Overall, I don’t think this group is as strong as year’s past, and if this team has a weak point, this is probably it. This group was always going to have a tough time replacing the big minutes played by Madeline Wethington and Gracie Ostertag. Top-to-bottom, they’re probably good enough, but I’m not sure there’s a star player one would have a great amount of confidence in late in a game protecting a slim lead.
They do have one player on the blue line that might be in the legacy of an Ostertag/Wethington/Barnes/Dunne, but it might be another year before her impact is really felt. The lone ‘03 skater on the roster is Clarkson commit Haley Winn. Prior to the Summer Series, I punted, saying I hadn’t seen Winn play, but if she was getting U18 looks as a double-ager, she must be pretty good. After having seen her play: Yeah, she’s pretty good. Winn is a very elite skater with exceptional poise on the blue line. Think a female version of Quinn Hughes. I’m excited to see what she can do in this tournament, and how big of a role she can play.
Maggie Nicholson made last year’s team as a double-underager to gain some experience, and actually ended up playing some decent minutes. I sometimes forget she’s still an ‘02 that can return next year because she is one of only two returning blue liner from last year’s team. She’s a big defenseman that the US will try to get involved on the power play with her big shot from the point.
As a top pairing, I think Winn-Nicholoson makes sense. That’s a young pairing, but there’s a reason there’s only one returning defenseman from the ‘01 age group.

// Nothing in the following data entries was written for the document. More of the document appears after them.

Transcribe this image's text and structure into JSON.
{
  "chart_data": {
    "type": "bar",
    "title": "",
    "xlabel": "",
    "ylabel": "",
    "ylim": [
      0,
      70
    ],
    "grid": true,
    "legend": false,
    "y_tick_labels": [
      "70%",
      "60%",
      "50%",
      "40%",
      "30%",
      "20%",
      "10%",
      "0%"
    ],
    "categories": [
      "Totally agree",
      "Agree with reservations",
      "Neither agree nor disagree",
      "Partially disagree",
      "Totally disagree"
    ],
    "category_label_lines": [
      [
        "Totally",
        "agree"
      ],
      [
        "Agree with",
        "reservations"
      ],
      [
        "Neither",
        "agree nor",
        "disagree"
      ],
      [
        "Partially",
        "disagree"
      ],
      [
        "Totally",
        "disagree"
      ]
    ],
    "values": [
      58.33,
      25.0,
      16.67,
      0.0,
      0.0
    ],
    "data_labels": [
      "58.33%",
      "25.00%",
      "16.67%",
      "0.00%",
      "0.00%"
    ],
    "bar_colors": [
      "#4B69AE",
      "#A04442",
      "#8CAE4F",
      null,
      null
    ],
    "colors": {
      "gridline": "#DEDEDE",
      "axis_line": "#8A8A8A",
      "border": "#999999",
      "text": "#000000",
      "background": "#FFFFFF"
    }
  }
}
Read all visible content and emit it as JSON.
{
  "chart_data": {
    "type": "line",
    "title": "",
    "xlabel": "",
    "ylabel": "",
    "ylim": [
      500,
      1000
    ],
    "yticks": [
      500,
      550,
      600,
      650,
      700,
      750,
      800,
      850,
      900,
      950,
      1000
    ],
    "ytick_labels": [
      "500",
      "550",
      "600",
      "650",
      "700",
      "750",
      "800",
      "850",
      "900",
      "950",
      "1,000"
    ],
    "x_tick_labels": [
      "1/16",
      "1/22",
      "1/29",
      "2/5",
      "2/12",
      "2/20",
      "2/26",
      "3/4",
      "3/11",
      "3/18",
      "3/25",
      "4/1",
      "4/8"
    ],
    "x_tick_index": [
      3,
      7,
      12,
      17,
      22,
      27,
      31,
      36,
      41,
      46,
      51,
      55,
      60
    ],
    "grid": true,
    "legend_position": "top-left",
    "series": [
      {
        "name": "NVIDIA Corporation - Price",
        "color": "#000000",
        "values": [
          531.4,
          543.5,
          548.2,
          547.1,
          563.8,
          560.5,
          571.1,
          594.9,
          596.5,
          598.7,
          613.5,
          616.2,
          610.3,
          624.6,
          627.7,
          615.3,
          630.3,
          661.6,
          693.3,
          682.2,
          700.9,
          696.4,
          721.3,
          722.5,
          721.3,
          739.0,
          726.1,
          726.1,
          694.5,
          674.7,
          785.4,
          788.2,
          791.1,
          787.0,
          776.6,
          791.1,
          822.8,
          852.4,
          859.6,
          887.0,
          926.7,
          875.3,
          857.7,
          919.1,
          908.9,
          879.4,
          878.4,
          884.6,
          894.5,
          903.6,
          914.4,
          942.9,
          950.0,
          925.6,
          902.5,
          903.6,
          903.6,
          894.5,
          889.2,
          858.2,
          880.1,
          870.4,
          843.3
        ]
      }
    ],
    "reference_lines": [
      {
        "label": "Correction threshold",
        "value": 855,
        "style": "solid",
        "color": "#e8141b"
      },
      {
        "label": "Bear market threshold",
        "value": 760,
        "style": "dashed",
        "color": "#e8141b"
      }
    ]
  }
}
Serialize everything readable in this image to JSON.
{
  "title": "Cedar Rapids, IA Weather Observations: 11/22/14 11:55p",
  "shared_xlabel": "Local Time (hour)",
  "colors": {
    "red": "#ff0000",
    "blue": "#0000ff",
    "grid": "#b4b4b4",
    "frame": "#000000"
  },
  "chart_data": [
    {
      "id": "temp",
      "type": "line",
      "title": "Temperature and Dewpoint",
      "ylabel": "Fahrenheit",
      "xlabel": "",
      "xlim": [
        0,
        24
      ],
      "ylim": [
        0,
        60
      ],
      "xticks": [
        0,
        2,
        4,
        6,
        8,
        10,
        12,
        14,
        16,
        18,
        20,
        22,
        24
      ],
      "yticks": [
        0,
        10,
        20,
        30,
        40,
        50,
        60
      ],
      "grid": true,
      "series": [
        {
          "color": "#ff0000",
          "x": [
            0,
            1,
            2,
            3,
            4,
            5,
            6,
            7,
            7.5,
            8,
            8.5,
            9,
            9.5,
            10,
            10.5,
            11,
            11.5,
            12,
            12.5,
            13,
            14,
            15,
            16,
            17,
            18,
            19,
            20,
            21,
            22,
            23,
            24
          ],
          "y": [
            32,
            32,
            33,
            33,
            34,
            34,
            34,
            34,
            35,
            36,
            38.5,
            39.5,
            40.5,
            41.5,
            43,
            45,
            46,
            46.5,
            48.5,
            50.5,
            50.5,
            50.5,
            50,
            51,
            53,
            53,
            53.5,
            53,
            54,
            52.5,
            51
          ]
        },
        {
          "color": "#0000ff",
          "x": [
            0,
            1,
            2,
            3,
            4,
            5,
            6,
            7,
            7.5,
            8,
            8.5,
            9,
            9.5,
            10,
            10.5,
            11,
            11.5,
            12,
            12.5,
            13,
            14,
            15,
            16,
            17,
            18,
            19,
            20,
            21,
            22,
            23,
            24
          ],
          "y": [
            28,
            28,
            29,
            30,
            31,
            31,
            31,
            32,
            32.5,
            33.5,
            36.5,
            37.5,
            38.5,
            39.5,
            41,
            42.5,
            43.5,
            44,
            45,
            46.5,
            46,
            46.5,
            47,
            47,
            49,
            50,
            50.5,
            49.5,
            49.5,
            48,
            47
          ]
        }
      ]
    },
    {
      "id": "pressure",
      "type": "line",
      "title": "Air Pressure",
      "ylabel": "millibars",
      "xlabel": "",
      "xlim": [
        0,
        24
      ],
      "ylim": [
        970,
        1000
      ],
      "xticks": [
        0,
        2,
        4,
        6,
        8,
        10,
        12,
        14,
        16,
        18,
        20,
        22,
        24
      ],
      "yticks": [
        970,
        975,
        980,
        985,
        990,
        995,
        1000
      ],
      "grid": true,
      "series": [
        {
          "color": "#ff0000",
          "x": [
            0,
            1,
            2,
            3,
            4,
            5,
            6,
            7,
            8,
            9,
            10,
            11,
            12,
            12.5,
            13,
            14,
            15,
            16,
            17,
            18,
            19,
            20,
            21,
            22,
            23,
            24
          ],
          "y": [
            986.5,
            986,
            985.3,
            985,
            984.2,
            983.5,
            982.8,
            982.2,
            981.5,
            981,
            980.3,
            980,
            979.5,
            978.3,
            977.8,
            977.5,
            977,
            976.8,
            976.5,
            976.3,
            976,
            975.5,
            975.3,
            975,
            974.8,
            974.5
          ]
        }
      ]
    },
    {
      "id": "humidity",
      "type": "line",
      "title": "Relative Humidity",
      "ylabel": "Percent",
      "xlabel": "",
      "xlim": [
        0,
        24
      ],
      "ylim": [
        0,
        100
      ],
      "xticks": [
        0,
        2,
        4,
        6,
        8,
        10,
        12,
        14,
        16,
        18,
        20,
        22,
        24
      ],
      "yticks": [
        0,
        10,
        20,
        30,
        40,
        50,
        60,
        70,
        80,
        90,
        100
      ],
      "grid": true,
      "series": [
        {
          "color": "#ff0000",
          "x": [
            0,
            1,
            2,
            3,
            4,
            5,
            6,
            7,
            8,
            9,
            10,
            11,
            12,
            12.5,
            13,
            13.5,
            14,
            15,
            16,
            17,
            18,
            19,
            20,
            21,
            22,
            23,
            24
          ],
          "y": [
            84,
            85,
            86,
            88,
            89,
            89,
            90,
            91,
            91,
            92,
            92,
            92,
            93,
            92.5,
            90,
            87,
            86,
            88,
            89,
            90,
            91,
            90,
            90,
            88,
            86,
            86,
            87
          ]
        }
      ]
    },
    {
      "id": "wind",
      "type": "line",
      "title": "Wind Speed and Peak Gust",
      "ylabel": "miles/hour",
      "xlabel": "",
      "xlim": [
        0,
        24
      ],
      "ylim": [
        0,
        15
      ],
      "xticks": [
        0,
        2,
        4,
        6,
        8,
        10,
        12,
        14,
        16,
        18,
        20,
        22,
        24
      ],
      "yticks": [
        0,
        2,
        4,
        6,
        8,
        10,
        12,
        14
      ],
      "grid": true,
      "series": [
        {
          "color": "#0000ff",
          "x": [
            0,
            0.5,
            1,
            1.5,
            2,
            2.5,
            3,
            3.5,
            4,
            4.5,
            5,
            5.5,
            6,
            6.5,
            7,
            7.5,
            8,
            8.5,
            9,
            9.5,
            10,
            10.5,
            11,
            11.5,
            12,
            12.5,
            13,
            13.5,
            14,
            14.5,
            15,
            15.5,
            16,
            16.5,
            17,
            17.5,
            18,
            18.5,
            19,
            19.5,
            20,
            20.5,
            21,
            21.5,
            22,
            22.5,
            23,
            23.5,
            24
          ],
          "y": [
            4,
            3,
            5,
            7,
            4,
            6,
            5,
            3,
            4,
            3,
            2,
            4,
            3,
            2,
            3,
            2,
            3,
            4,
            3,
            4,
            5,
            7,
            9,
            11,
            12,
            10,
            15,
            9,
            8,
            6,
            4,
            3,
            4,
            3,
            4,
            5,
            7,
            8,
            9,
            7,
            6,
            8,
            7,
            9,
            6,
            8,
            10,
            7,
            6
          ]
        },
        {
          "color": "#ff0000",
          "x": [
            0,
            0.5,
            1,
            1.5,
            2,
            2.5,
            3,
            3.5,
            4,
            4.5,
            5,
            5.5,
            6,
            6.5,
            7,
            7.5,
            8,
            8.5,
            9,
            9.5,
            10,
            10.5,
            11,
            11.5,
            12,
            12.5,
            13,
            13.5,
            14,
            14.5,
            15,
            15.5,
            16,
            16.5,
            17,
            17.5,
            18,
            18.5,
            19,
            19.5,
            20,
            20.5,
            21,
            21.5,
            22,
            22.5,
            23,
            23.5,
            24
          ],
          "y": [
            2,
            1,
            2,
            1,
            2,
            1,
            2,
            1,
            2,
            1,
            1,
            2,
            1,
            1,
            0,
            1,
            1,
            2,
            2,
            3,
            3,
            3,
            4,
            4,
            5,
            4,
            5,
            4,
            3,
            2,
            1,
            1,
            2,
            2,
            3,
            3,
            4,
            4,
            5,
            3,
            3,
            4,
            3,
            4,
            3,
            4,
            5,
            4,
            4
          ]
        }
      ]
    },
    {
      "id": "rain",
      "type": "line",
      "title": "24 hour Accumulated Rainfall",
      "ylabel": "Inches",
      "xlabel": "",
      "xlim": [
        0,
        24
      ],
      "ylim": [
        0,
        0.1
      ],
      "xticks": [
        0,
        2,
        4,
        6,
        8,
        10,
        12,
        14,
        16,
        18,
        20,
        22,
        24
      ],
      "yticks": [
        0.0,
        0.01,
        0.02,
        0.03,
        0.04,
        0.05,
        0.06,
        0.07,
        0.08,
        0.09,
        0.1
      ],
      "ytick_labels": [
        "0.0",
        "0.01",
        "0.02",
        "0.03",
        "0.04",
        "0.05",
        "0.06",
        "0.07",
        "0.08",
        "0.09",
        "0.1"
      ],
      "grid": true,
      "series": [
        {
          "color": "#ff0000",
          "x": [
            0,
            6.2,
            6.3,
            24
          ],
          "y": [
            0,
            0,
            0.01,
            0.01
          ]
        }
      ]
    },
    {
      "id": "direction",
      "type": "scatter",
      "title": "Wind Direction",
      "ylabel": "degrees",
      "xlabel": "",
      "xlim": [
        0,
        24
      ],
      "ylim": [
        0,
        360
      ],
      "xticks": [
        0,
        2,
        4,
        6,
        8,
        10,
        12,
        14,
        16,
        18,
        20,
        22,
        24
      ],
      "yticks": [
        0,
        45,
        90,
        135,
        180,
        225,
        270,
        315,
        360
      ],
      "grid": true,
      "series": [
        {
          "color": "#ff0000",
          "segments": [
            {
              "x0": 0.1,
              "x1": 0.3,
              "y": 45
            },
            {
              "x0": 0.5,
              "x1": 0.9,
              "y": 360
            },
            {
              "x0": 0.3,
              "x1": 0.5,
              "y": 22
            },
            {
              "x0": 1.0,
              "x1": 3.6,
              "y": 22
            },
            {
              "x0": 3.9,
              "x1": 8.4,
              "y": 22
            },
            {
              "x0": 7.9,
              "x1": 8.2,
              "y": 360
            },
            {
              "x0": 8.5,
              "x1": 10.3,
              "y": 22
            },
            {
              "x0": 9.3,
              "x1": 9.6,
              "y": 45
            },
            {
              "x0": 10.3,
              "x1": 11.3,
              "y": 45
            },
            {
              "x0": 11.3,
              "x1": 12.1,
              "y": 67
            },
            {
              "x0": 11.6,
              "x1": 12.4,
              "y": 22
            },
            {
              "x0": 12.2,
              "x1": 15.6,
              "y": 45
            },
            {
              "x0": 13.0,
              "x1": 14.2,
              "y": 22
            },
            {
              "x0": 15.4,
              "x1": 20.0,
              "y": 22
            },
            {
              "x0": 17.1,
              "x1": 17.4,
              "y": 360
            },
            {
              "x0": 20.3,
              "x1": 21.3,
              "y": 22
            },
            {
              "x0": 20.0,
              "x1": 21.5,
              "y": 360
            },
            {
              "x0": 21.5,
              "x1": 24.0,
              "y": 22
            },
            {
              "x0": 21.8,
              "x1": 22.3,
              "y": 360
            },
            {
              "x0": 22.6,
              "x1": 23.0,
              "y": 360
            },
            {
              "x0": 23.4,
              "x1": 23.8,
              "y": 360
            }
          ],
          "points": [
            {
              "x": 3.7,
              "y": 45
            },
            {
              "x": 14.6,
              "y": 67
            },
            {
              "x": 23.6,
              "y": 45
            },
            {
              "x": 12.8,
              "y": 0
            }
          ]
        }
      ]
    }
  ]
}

For the second pairing, I like Caroline Harvey’s size and skating ability, which should hold up against whatever Canada has to offer. Probably the biggest weakness is a lack of assertiveness offensively, so it would make sense to pair her with one of the US’ more puck-moving defensemen, likely Hadley Hartmetz.
Bernard is another more quiet defensive defenseman that could play with a puck-mover like Uihlein or Samoshkevich. I don’t know much about Monihan, but if she can contribute, all the better.
Taking eight defensemen might make it easier to roll through all four pairings in the preliminary stages and really get a feel for who is playing their best, and who works well together. I’d expect all the D to get good run early on before they pare things down late in teh tournament.
Skylar Vetter and Natalie Ferenc return from the Summer Series and Hannah Hogenson is the third goalie.
Between Vetter and Ferenc, Vetter is the clear-cut starter. Vetter had an outstanding first game against the Canadians at the Summer Series, stealing a win for the US, and she looked better than Ferenc in the bits I saw this fall. Hogenson is the wild card since I haven’t seen her, but it’s clear through the opportunities she has gotten for USA Hockey that she’s talented.
I wouldn’t go so far as to say that goal is a huge strength for the US, but I’d be comfortable rolling with Vetter as the starting goalie, and if Hogenson is playing better and can beat her out, that’s just a bonus.